More testing

I was tempted to call it a day. However, just because the procedure worked with the Test.xlsx workbook didn't mean that it would work with all workbooks. To test it further, I loaded a few other workbooks and retried the routine. I soon discovered that the application was not perfect. In fact, it was far from perfect. I identified the following problems:

■ Workbooks with many sheets took a long time to sort because the screen was continually updated during the move operations.

■ The sorting didn't always work. For example, in one of my tests, a sheet named summary (all uppercase) appeared before a sheet named Sheet1. This problem was caused by the BubbleSort procedure - an uppercase U is "greater than" a lowercase h.

■ If Excel had no visible workbook windows, pressing the Ctrl+Shift+S shortcut key combo caused the macro to fail.

■ If the workbook's structure was protected, the Move method failed.

■ After sorting, the last sheet in the workbook became the active sheet.

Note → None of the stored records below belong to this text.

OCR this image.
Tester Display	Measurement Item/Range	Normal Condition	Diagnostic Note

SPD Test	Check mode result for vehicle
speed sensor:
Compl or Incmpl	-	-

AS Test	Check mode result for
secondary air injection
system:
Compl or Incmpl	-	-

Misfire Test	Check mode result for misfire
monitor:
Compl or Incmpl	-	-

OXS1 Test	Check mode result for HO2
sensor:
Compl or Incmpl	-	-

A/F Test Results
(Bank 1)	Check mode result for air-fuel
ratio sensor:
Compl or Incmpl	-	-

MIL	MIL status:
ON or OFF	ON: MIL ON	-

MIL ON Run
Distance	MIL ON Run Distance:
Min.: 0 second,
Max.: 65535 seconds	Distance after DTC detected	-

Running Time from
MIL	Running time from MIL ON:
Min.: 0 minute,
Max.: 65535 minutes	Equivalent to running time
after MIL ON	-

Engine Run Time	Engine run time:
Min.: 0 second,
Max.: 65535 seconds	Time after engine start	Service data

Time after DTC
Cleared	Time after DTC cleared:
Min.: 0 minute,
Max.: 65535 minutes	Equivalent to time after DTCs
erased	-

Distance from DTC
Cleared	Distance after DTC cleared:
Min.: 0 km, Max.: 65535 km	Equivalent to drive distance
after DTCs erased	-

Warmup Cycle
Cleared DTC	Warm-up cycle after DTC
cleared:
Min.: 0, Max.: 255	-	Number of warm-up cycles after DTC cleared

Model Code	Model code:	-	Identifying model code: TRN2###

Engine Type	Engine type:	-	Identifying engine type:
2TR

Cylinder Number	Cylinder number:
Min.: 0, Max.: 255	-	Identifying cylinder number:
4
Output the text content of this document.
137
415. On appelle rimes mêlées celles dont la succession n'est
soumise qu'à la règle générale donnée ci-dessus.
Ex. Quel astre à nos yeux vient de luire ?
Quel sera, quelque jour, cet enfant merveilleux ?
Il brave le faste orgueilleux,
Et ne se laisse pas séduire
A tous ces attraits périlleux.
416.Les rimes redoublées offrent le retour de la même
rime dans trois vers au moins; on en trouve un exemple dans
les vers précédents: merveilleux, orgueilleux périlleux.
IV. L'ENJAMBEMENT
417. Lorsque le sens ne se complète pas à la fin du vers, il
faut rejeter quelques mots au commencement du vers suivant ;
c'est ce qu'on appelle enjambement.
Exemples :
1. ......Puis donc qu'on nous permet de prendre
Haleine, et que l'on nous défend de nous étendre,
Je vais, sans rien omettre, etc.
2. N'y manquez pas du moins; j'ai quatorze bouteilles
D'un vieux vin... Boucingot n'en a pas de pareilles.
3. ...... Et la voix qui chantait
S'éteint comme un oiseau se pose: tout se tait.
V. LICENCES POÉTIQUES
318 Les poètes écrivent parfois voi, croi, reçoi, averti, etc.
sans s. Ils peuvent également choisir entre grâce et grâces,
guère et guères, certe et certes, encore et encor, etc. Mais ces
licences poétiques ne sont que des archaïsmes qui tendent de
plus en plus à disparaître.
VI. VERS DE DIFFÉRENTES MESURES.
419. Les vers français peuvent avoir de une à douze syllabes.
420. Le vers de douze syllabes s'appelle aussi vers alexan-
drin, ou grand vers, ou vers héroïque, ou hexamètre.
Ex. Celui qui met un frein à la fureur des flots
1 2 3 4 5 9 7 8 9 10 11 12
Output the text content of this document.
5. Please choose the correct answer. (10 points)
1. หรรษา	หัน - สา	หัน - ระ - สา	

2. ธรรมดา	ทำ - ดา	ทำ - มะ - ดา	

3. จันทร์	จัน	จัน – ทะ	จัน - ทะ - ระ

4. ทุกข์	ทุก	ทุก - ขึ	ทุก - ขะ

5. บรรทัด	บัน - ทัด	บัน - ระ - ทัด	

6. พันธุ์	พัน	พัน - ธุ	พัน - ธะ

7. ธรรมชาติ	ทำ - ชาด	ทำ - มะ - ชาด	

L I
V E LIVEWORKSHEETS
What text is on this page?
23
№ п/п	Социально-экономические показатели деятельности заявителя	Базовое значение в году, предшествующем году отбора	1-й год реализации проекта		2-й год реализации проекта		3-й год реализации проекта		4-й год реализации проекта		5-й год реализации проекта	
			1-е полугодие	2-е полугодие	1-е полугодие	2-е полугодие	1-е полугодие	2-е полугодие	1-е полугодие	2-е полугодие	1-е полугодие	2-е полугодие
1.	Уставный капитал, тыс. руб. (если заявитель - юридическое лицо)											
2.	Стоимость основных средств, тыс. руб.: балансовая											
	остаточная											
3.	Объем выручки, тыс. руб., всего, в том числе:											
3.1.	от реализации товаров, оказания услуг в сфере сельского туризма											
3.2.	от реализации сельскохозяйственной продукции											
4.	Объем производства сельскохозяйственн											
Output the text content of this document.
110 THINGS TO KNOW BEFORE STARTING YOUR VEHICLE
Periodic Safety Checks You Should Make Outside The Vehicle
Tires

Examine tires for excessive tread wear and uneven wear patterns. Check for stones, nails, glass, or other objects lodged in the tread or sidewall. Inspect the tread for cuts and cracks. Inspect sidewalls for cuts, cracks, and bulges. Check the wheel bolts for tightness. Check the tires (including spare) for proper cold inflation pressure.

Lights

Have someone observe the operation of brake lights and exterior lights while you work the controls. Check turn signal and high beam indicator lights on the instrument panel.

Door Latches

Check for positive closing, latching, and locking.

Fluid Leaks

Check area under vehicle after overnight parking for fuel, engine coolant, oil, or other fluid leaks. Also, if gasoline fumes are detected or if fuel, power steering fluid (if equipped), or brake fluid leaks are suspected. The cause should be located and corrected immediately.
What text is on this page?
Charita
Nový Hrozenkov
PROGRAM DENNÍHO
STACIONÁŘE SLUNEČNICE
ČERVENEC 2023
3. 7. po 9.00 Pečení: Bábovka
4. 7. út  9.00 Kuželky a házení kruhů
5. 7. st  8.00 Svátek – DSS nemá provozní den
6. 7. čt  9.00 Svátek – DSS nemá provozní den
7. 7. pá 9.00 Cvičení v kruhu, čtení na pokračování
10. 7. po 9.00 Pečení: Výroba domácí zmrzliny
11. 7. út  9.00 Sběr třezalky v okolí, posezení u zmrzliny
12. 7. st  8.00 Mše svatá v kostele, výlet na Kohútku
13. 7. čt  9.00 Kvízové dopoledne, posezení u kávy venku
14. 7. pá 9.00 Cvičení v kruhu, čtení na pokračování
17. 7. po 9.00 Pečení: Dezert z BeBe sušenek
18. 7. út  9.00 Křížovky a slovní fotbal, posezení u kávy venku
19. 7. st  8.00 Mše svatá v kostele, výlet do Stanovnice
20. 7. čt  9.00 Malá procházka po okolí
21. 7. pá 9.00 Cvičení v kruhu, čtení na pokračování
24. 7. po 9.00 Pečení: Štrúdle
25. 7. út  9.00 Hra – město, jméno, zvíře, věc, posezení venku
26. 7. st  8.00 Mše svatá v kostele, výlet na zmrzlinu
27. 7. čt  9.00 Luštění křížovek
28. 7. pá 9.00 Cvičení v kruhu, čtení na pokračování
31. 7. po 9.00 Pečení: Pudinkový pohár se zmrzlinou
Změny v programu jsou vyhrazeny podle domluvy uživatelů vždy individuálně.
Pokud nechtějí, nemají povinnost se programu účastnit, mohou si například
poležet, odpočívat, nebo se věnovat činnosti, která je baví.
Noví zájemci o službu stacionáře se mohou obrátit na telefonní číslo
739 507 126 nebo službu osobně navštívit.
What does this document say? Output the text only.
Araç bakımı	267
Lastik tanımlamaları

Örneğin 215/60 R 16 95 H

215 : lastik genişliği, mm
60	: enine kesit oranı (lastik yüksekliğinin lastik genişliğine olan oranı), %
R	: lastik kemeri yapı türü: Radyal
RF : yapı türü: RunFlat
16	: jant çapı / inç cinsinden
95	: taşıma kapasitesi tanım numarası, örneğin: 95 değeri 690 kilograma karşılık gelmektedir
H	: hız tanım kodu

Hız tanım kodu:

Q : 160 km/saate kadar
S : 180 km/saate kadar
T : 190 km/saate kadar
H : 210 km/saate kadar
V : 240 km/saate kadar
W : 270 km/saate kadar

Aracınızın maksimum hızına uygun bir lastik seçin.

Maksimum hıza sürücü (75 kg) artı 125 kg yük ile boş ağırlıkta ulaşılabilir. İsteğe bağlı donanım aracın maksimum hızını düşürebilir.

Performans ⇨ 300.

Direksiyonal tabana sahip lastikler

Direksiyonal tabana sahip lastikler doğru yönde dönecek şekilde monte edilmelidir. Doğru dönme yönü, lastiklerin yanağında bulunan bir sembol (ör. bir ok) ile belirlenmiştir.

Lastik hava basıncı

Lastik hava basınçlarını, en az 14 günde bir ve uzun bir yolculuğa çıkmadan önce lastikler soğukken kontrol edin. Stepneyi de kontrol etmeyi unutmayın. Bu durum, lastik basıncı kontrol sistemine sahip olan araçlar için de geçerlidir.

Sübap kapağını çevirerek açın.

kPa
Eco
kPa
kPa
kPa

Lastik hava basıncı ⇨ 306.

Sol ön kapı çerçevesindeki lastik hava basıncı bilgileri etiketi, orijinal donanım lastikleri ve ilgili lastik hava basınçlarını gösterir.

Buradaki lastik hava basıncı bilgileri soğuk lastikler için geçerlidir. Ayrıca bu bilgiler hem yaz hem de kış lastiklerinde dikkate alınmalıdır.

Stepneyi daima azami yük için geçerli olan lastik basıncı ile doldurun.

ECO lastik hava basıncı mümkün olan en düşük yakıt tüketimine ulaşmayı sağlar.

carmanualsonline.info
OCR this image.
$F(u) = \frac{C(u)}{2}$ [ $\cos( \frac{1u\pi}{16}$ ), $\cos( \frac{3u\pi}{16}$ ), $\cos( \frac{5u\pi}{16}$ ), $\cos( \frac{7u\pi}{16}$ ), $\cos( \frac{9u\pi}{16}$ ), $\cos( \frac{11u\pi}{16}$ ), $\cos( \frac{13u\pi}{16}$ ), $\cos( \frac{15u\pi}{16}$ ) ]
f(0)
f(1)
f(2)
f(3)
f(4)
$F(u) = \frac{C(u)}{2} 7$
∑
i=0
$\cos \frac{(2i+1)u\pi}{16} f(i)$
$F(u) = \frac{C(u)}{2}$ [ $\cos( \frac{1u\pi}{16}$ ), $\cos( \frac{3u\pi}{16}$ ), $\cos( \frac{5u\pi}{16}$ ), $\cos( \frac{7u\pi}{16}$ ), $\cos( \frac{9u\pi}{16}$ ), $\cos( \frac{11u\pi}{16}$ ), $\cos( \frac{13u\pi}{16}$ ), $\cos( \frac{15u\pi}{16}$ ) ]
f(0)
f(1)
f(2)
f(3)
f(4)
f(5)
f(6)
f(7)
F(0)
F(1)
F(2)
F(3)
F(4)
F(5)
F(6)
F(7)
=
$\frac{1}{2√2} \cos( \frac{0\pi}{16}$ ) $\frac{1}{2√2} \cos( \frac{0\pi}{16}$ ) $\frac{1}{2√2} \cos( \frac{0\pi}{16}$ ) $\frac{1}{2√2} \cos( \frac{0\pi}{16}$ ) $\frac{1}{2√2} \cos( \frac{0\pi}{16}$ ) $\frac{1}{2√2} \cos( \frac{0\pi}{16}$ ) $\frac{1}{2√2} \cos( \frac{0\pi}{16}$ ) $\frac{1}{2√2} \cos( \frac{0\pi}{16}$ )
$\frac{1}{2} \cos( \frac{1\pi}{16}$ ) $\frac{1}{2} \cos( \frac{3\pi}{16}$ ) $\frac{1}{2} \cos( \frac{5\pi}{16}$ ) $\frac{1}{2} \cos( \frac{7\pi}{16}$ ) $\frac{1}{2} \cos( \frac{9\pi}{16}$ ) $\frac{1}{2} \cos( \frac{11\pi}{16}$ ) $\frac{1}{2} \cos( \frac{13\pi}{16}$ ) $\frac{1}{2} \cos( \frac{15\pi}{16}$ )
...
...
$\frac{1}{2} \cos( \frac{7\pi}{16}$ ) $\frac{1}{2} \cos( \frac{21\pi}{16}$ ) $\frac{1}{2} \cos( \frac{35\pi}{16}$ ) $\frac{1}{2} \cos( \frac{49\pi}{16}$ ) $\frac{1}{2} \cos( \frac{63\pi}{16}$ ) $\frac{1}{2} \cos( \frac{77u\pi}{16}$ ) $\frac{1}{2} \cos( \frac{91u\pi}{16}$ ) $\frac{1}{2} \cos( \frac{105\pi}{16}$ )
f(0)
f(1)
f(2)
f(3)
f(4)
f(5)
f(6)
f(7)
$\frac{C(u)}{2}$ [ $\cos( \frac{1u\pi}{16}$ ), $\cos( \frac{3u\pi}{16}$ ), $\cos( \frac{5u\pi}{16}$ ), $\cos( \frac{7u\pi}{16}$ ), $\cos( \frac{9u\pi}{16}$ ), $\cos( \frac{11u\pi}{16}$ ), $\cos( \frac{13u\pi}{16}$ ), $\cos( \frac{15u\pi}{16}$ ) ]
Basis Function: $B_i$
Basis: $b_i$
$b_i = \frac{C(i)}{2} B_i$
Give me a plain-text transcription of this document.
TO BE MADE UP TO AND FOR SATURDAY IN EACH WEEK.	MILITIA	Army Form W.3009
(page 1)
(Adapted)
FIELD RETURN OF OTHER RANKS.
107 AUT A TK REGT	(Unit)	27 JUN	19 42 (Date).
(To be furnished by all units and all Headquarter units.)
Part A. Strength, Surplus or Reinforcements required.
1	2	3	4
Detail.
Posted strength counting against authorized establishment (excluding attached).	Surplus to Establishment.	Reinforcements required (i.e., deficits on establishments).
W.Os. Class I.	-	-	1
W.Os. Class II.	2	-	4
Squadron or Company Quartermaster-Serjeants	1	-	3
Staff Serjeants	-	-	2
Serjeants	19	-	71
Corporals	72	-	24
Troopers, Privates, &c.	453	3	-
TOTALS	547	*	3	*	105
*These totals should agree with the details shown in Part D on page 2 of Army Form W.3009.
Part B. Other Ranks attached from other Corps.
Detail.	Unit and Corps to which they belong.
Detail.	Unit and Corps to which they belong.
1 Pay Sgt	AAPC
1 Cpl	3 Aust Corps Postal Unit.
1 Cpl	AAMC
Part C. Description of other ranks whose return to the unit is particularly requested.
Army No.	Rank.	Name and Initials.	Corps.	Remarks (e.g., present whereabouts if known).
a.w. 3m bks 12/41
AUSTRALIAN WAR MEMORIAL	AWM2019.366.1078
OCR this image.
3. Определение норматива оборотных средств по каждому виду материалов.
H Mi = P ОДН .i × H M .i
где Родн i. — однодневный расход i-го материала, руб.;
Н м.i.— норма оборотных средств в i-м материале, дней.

Changing the user's active sheet is not a good practice; it's better to keep the user's original sheet active.

■ If I interrupted the macro by pressing Ctrl+Break, VBA displayed an error message.

■ The macro cannot be reversed (that is, the Undo command is disabled). If the user accidentally presses Ctrl+Shift+S, the workbook sheets are sorted and the only way to get them back to their original order is by doing it manually.